Other workplace changes include:
- Benefits to help employees cope with stress: 51 percent of organizations have already introduced such benefits, and 11 percent plan to do so
- Higher pay: 49 percent of organizations have increased compensation in the wake of the pandemic, and 14 percent plan to do so
- Providing job-skills training as an employee benefit: 39 percent of organizations have already done so, and 11 percent plan to offer these benefits in the future.
At the same time, most organizations have not embraced the idea of training their employees in how to work remotely. Only 40 percent of respondents said their organization offers remote-work training, and only 24 percent provided such training to all employees. “With so many organizations adopting fully remote or hybrid work arrangements, training employees for remote work seems like simple common sense,” said Frank Connolly, director of communications and research for MindEdge Learning. “But the majority of organizations have yet to recognize the wisdom of this simple idea.”

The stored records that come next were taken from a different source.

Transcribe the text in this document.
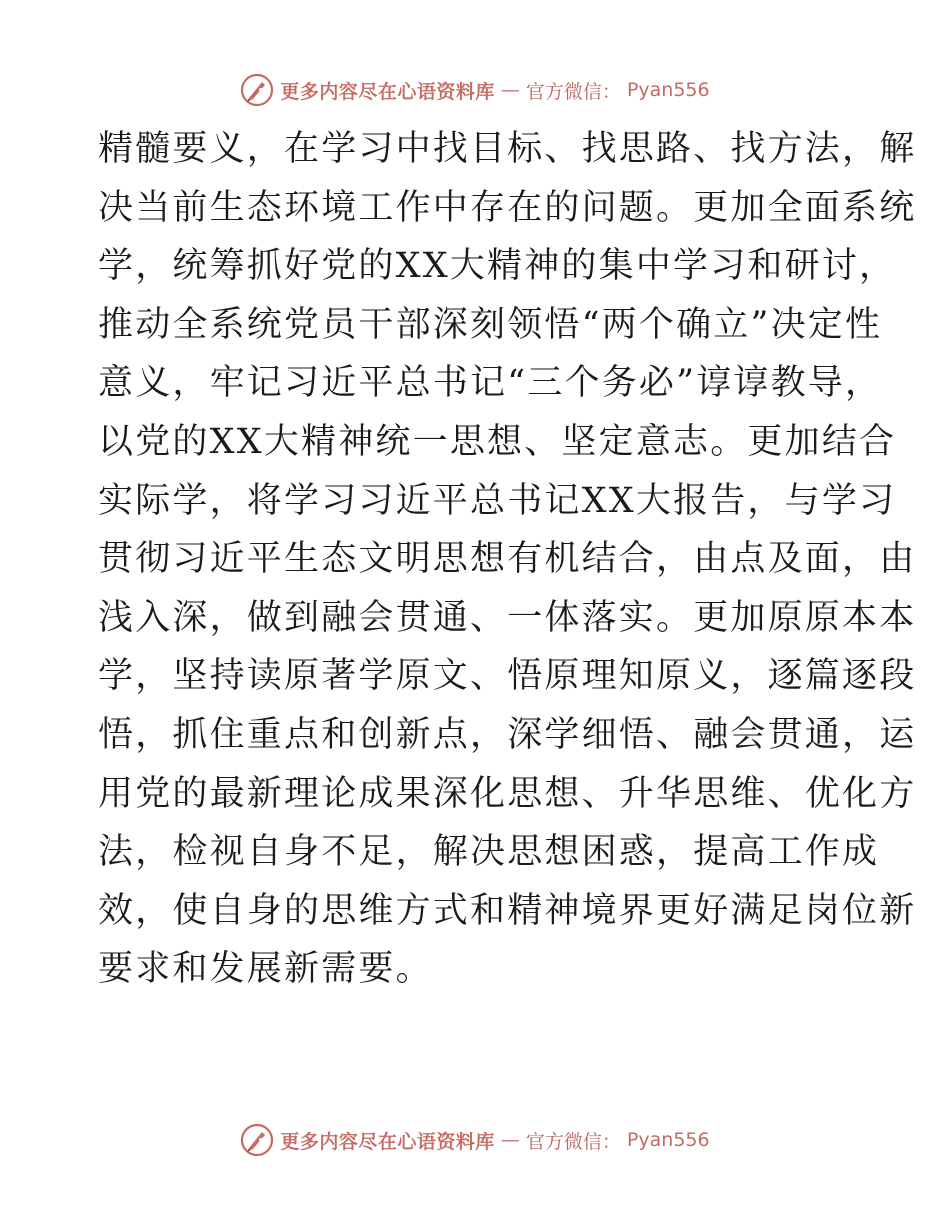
更多内容尽在心语资料库 — 官方微信： Pyan556
精髓要义，在学习中找目标、找思路、找方法，解
决当前生态环境工作中存在的问题。更加全面系统
学，统筹抓好党的XX大精神的集中学习和研讨，
推动全系统党员干部深刻领悟“两个确立”决定性
意义，牢记习近平总书记“三个务必”谆谆教导，
以党的XX大精神统一思想、坚定意志。更加结合
实际学，将学习习近平总书记XX大报告，与学习
贯彻习近平生态文明思想有机结合，由点及面，由
浅入深，做到融会贯通、一体落实。更加原原本本
学，坚持读原著学原文、悟原理知原义，逐篇逐段
悟，抓住重点和创新点，深学细悟、融会贯通，运
用党的最新理论成果深化思想、升华思维、优化方
法，检视自身不足，解决思想困惑，提高工作成
效，使自身的思维方式和精神境界更好满足岗位新
要求和发展新需要。
更多内容尽在心语资料库 — 官方微信： Pyan556
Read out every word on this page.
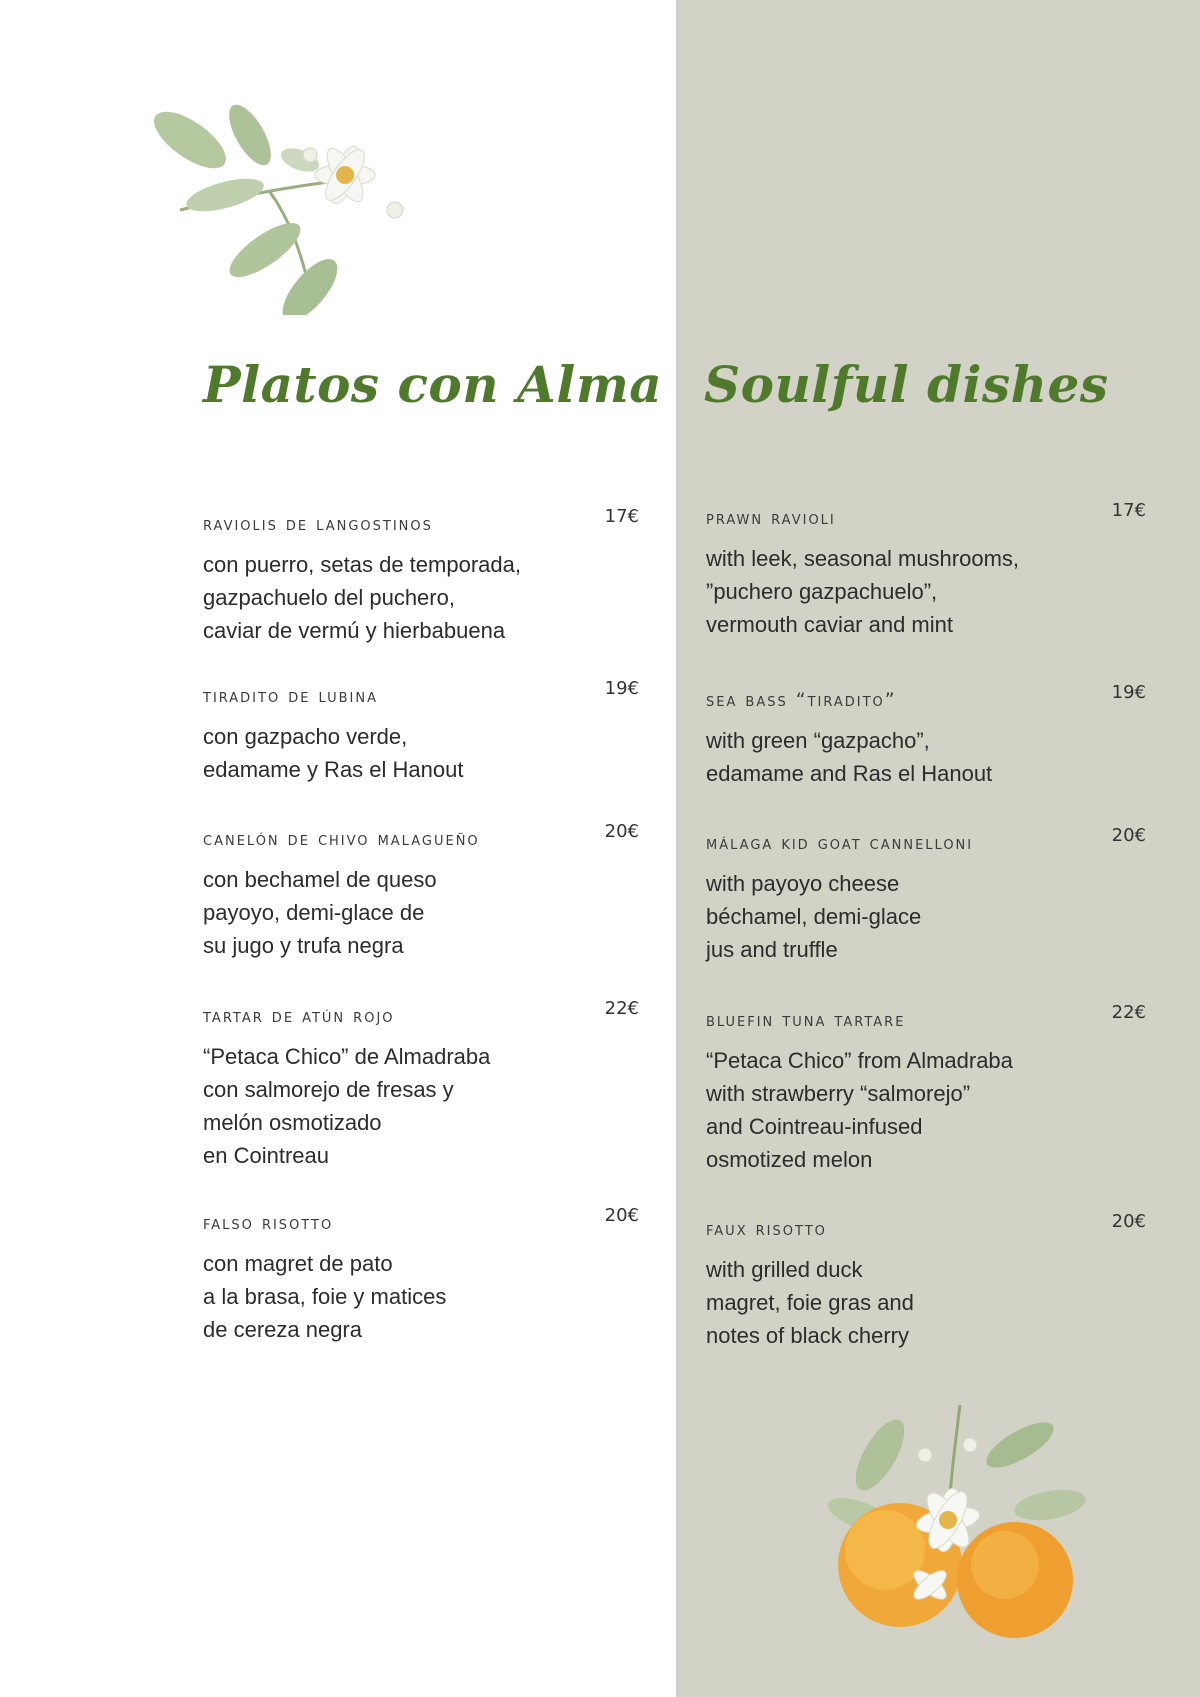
Platos con Alma Soulful dishes
raviolis de langostinos	17€
con puerro, setas de temporada,
gazpachuelo del puchero,
caviar de vermú y hierbabuena
tiradito de lubina	19€
con gazpacho verde,
edamame y Ras el Hanout
canelón de chivo malagueño	20€
con bechamel de queso
payoyo, demi-glace de
su jugo y trufa negra
tartar de atún rojo	22€
“Petaca Chico” de Almadraba
con salmorejo de fresas y
melón osmotizado
en Cointreau
falso risotto	20€
con magret de pato
a la brasa, foie y matices
de cereza negra
prawn ravioli	17€
with leek, seasonal mushrooms,
”puchero gazpachuelo”,
vermouth caviar and mint
sea bass “tiradito”	19€
with green “gazpacho”,
edamame and Ras el Hanout
málaga kid goat cannelloni	20€
with payoyo cheese
béchamel, demi-glace
jus and truffle
bluefin tuna tartare	22€
“Petaca Chico” from Almadraba
with strawberry “salmorejo”
and Cointreau-infused
osmotized melon
faux risotto	20€
with grilled duck
magret, foie gras and
notes of black cherry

Almost all respondents reported their organizations are hiring: 97 percent noted their organization is taking on new employees, including 54 percent who said they were hiring at a faster rate than before the pandemic.
Based on the survey results regarding hiring, HRCI Chief Learning and Revenue Officer David Meginley, GPHR, observed “this combination of hybrid workforce realities and increased hiring demand for new talent underscores the value for well-prepared, skilled professionals. HRCI’s eight certification programs along with our catalog of specialized certificates and individual courses allow HR practitioners to strengthen their knowledge and competencies that have an immediate impact on business outcomes.”